No todo es blanco o negro
Para gran parte de la sociedad israelí, esta situación es asfixiante y resulta inevitable sentir incomprensión. En el resto del mundo parece haber sólo dos posturas: Israel es una entidad ilegítima que debe disolverse, todos sus ciudadanos deben volver a Polonia, y su líder es un insaciable halcón genocida; o Israel es un ente sólido y perfecto, todo lo que hace está bien, incluso cuando se equivoca. Por supuesto, nada de esto es ni remotamente cierto. Entre ambas posturas, se explica también la difícil relación entre los israelíes y la diáspora judía, principalmente la de Estados Unidos, carente de sutileza para tomar posición y de nutrirse de información y noticias sobre lo que pasa en el día a día de la tierra prometida.

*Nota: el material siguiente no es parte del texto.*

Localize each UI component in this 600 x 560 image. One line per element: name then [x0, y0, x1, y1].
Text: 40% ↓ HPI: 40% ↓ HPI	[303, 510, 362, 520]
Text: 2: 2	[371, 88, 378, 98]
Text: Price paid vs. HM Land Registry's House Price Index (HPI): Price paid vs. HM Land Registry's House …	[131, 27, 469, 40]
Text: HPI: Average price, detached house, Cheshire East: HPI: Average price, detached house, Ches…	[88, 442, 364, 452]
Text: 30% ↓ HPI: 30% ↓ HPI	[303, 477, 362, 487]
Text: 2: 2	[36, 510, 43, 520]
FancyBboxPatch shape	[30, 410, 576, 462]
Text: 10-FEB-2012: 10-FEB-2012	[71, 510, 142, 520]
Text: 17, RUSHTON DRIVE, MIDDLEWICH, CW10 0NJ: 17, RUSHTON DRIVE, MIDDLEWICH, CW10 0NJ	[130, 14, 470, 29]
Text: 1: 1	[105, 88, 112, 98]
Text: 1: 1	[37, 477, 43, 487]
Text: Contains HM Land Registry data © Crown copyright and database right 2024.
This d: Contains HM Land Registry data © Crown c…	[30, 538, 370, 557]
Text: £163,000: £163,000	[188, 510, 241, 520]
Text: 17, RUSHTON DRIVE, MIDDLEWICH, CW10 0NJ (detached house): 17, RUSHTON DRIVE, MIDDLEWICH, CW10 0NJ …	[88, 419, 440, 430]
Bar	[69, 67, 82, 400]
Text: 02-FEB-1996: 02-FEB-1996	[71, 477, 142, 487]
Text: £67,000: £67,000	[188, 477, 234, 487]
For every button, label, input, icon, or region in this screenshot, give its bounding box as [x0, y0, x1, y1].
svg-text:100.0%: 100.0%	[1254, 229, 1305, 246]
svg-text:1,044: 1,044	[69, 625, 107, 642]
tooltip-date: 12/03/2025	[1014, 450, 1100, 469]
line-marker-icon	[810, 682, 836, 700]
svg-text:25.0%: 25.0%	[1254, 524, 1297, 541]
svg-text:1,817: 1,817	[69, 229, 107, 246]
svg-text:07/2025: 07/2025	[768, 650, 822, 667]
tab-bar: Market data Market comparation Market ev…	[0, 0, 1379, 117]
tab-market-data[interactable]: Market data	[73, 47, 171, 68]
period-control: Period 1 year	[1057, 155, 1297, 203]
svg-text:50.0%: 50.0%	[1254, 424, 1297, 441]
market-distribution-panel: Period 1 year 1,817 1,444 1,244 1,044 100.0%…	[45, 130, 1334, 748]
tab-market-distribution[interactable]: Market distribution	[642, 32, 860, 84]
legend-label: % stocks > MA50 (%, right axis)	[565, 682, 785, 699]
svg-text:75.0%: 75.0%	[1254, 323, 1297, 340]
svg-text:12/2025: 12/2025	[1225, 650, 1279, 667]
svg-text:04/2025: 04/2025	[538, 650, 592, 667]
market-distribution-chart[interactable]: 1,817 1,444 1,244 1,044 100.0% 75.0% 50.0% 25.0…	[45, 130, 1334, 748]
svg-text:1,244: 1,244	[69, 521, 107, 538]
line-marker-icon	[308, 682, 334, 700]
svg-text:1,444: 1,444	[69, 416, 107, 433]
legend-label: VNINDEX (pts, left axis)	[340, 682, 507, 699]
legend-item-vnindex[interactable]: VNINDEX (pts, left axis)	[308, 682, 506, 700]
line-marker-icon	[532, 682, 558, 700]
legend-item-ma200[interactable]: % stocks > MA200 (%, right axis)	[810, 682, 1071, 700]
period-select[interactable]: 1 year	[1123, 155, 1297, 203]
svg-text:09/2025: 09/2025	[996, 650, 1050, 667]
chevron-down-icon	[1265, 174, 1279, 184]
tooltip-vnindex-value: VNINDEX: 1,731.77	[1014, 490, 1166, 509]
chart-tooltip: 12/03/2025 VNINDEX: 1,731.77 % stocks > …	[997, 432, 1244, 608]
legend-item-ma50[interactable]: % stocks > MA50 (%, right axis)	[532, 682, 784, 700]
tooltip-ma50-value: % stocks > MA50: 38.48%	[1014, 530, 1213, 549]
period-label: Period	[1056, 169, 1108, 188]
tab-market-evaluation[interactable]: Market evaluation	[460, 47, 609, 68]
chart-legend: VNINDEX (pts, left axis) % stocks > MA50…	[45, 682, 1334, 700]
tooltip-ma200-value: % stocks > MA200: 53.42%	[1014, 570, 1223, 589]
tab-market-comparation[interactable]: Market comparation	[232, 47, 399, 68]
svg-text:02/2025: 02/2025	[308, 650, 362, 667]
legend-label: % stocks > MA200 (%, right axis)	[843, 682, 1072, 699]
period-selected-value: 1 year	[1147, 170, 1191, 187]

En sus apariciones ante el Capitolio o la asamblea de Naciones Unidas, Netanyahu, con su inglés perfecto y registro barítono, sedujo con consignas simples, tomadas de la propaganda más efectista y berreta de Instagram y X, a parte de la tribuna internacional. Que diera su último discurso mientras a sus espaldas autorizaban el ataque que acabó con Nasralá sin duda contribuye a su leyenda, como contribuyó durante más de una década el propio Netanyahu a fortalecer el desarrollo económico y las capacidades militares de la maquinaría impersonal y efectiva que es el sistema de seguridad.
Al final, Israel es un país con los problemas de cualquier otro, más el detalle adicional de tener que luchar por su supervivencia desde el día de su fundación.

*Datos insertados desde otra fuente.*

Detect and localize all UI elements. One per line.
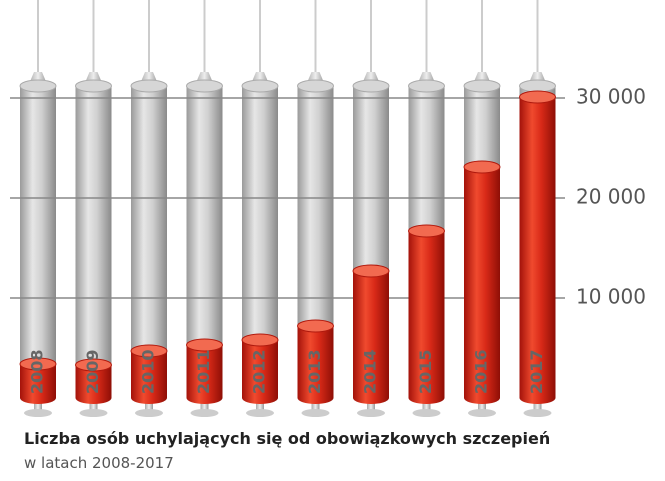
x-tick-label: 2016: [472, 349, 491, 394]
bar-top: [19, 357, 57, 371]
bar-top: [297, 319, 334, 333]
bar-top: [463, 160, 501, 174]
bar: [464, 167, 500, 404]
tube: [20, 86, 56, 398]
bar: [297, 326, 334, 404]
bar: [242, 340, 278, 404]
tube-top: [519, 79, 556, 93]
x-tick-label: 2009: [83, 349, 102, 394]
x-tick-label: 2015: [416, 349, 435, 394]
foot: [468, 409, 496, 417]
foot: [301, 409, 330, 417]
x-tick-label: 2017: [527, 349, 546, 394]
tube-top: [297, 79, 334, 93]
bar: [186, 345, 223, 404]
bar: [20, 364, 56, 404]
foot: [24, 409, 52, 417]
foot: [135, 409, 163, 417]
tube-top: [130, 79, 168, 93]
stand: [200, 398, 209, 412]
y-tick-label: 10 000: [576, 285, 646, 309]
x-tick-label: 2013: [305, 349, 324, 394]
stand: [145, 398, 153, 412]
y-tick-label: 20 000: [576, 185, 646, 209]
bar: [353, 271, 389, 404]
stand: [478, 398, 486, 412]
stand: [311, 398, 320, 412]
foot: [246, 409, 274, 417]
chart-subtitle: w latach 2008-2017: [24, 454, 174, 472]
x-tick-label: 2008: [28, 349, 47, 394]
bar: [519, 97, 556, 404]
bar-top: [352, 264, 390, 278]
chart-title: Liczba osób uchylających się od obowiązk…: [24, 429, 550, 448]
foot: [357, 409, 385, 417]
stand: [34, 398, 42, 412]
foot: [79, 409, 108, 417]
bar-top: [241, 333, 279, 347]
tube-top: [352, 79, 390, 93]
tube-top: [463, 79, 501, 93]
bars: 2008 2009 2010 2011 2012 2013 2014 2015 2016 2017: [19, 90, 556, 404]
bar-top: [186, 338, 223, 352]
bar: [131, 351, 167, 404]
tube-top: [186, 79, 223, 93]
tube-top: [408, 79, 445, 93]
bar-top: [519, 90, 556, 104]
bar: [408, 231, 445, 404]
stand: [533, 398, 542, 412]
foot: [523, 409, 552, 417]
foot: [190, 409, 219, 417]
stand: [367, 398, 375, 412]
x-tick-label: 2010: [139, 349, 158, 394]
tube-top: [19, 79, 57, 93]
y-tick-label: 30 000: [576, 85, 646, 109]
x-tick-label: 2011: [194, 349, 213, 394]
bar-top: [130, 344, 168, 358]
stand: [89, 398, 98, 412]
tube-top: [241, 79, 279, 93]
stand: [256, 398, 264, 412]
bar-top: [408, 224, 445, 238]
x-tick-label: 2014: [361, 349, 380, 394]
grid: 10 000 20 000 30 000: [10, 85, 646, 309]
stand: [422, 398, 431, 412]
foot: [412, 409, 441, 417]
bar: [75, 365, 112, 404]
bar-top: [75, 358, 112, 372]
x-tick-label: 2012: [250, 349, 269, 394]
tube-top: [75, 79, 112, 93]
tube: [75, 86, 112, 398]
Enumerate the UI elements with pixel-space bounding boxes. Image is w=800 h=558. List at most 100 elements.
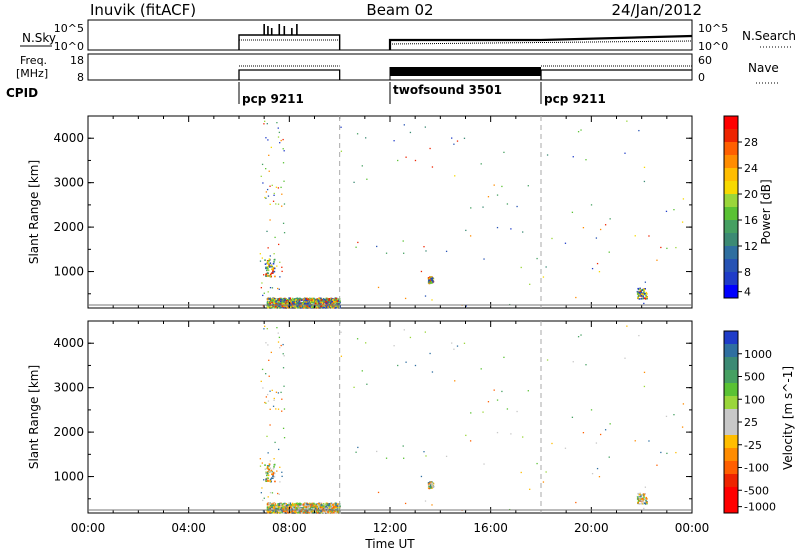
sparse-echo [283,232,286,234]
power-panel-frame [87,115,693,309]
sparse-echo [273,192,275,195]
sparse-echo [269,460,271,462]
sparse-echo [423,451,425,453]
echo-point [304,298,307,300]
echo-point [301,298,304,301]
echo-point [303,507,306,510]
sparse-echo [279,508,282,510]
echo-point [269,506,271,508]
echo-point [331,503,334,505]
echo-point [272,473,274,476]
echo-point [338,301,341,303]
echo-point [328,510,331,513]
echo-point [304,305,306,308]
echo-point [294,511,296,513]
sparse-echo [269,255,271,257]
power-scatter [259,120,685,309]
sparse-echo [516,410,518,413]
echo-point [269,298,272,300]
echo-point [305,505,308,507]
echo-point [428,277,431,280]
echo-point [294,301,297,304]
echo-point [267,297,269,300]
echo-point [311,306,313,308]
colorbar-tick-label: -500 [744,484,769,497]
echo-point [287,503,289,506]
sparse-echo [277,492,279,495]
sparse-echo [506,408,509,410]
sparse-echo [429,147,431,150]
echo-point [269,467,272,469]
echo-point [268,506,270,509]
sparse-echo [357,241,359,244]
sparse-echo [393,140,395,142]
xtick-label: 16:00 [473,521,508,535]
power-axes: 4000 3000 2000 1000 [53,116,693,308]
echo-point [291,305,294,307]
echo-point [335,508,337,510]
sparse-echo [420,475,423,478]
echo-point [308,502,311,505]
date-title: 24/Jan/2012 [612,1,703,19]
echo-point [327,503,330,506]
echo-point [323,298,326,301]
sparse-echo [365,137,367,139]
sparse-echo [361,165,363,167]
echo-point [312,300,315,302]
echo-point [314,299,317,301]
echo-point [323,503,326,506]
echo-point [302,508,304,510]
echo-point [643,291,645,293]
sparse-echo [572,361,574,363]
echo-point [302,303,304,305]
echo-point [641,502,643,505]
echo-point [324,504,327,507]
sparse-echo [445,250,448,253]
echo-point [291,297,294,300]
echo-point [313,502,315,505]
echo-point [267,269,270,272]
echo-point [301,503,304,506]
echo-point [640,496,643,499]
echo-point [273,302,276,305]
echo-point [269,301,271,303]
echo-point [282,302,284,305]
sparse-echo [271,492,274,494]
echo-point [429,280,432,282]
echo-point [333,299,336,301]
echo-point [296,297,299,300]
sparse-echo [516,205,518,208]
echo-point [645,497,647,500]
echo-point [304,505,307,507]
sparse-echo [278,131,281,134]
sparse-echo [673,209,675,211]
echo-point [645,496,648,499]
sparse-echo [280,391,282,394]
echo-point [266,480,269,482]
sparse-echo [277,332,279,334]
sparse-echo [527,390,529,392]
sparse-echo [273,397,275,400]
echo-point [275,299,278,302]
echo-point [308,306,311,309]
echo-point [304,306,306,309]
xtick-label: 00:00 [675,521,710,535]
echo-point [289,300,292,303]
echo-point [274,306,277,309]
freq-line-seg1 [238,69,341,80]
sparse-echo [260,175,262,178]
echo-point [642,494,644,496]
echo-point [642,292,644,294]
echo-point [282,507,284,510]
echo-point [272,298,275,300]
echo-point [284,503,286,506]
echo-point [431,487,433,489]
sparse-echo [454,380,456,382]
echo-point [287,306,290,308]
echo-point [643,494,646,496]
echo-point [273,466,275,468]
freq-left-tick-bottom: 8 [77,71,84,84]
sparse-echo [626,325,628,327]
echo-point [277,507,280,510]
sparse-echo [682,403,685,405]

Sin embargo, para cualquier argentino curado de espanto debería ser sencillo no dejarse llevar. Incluso hoy, Bibi pretende modificar a su gusto el sistema judicial, y aunque haya servido en el cargo más de 16 años, jamás insinuó siquiera expandir libertades básicas como el matrimonio civil y el transporte público en sábados y feriados. Todas y cada una de las cosas que ha hecho desde que ingresó en la arena fueron por su propia supervivencia política. Durante años sus intereses no entraron en conflicto con los de la mayoría del país. Desde que está sentado en el banquillo por causas de corrupción y abuso de confianza, se encargó de manchar su propio legado, que destacará haber liderado el gobierno más ineficiente e incapaz de la historia del país a sus días más tristes. A diferencia de Lev Kreitman, cuando las papas queman, Netanyahu corre siempre a donde su supervivencia esté garantizada, nunca hacia a los tiros.

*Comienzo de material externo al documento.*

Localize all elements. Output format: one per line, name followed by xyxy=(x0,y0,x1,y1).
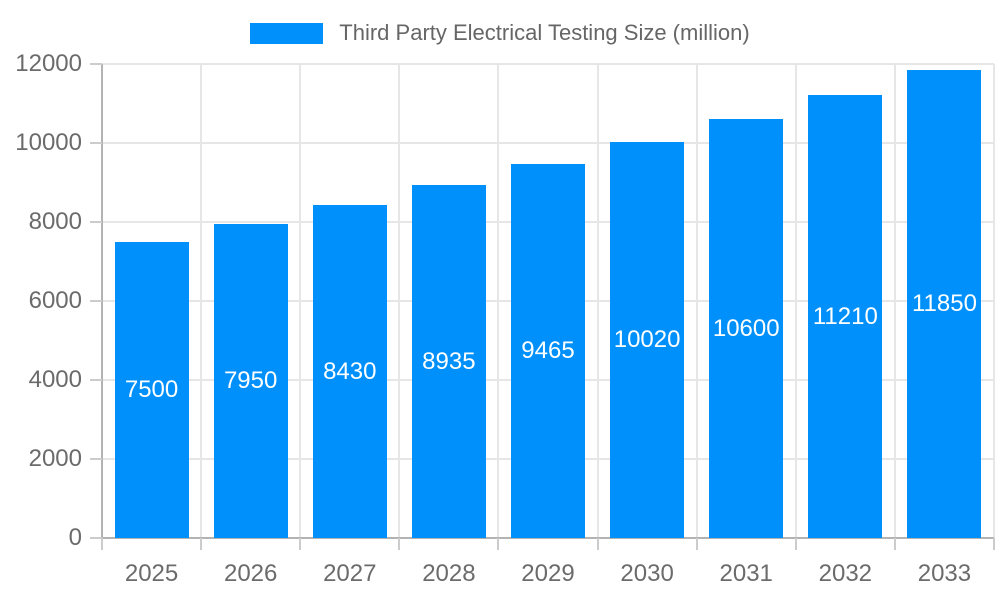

Al final, Israel es un país con los problemas de cualquier otro, más el detalle adicional de tener que luchar por su supervivencia desde el día de su fundación. Toda esa sutileza se pierde en la niebla de la guerra y de la conversación pública actual, consumida por posiciones absolutistas que empañan la percepción de lo que realmente pasa en el terreno. Tener que afrontar un año de guerra por la supervivencia inmediata es causa y consecuencia de los liderazgos que se benefician con las dicotomías simples. Y es ciertamente agotador para todos los implicados. Por más que suenen convincentes a oídos sordos las promesas de “victoria total”, la oratoria de un político es sólo tan buena como la inclinación de su auditorio a dejarse embaucar.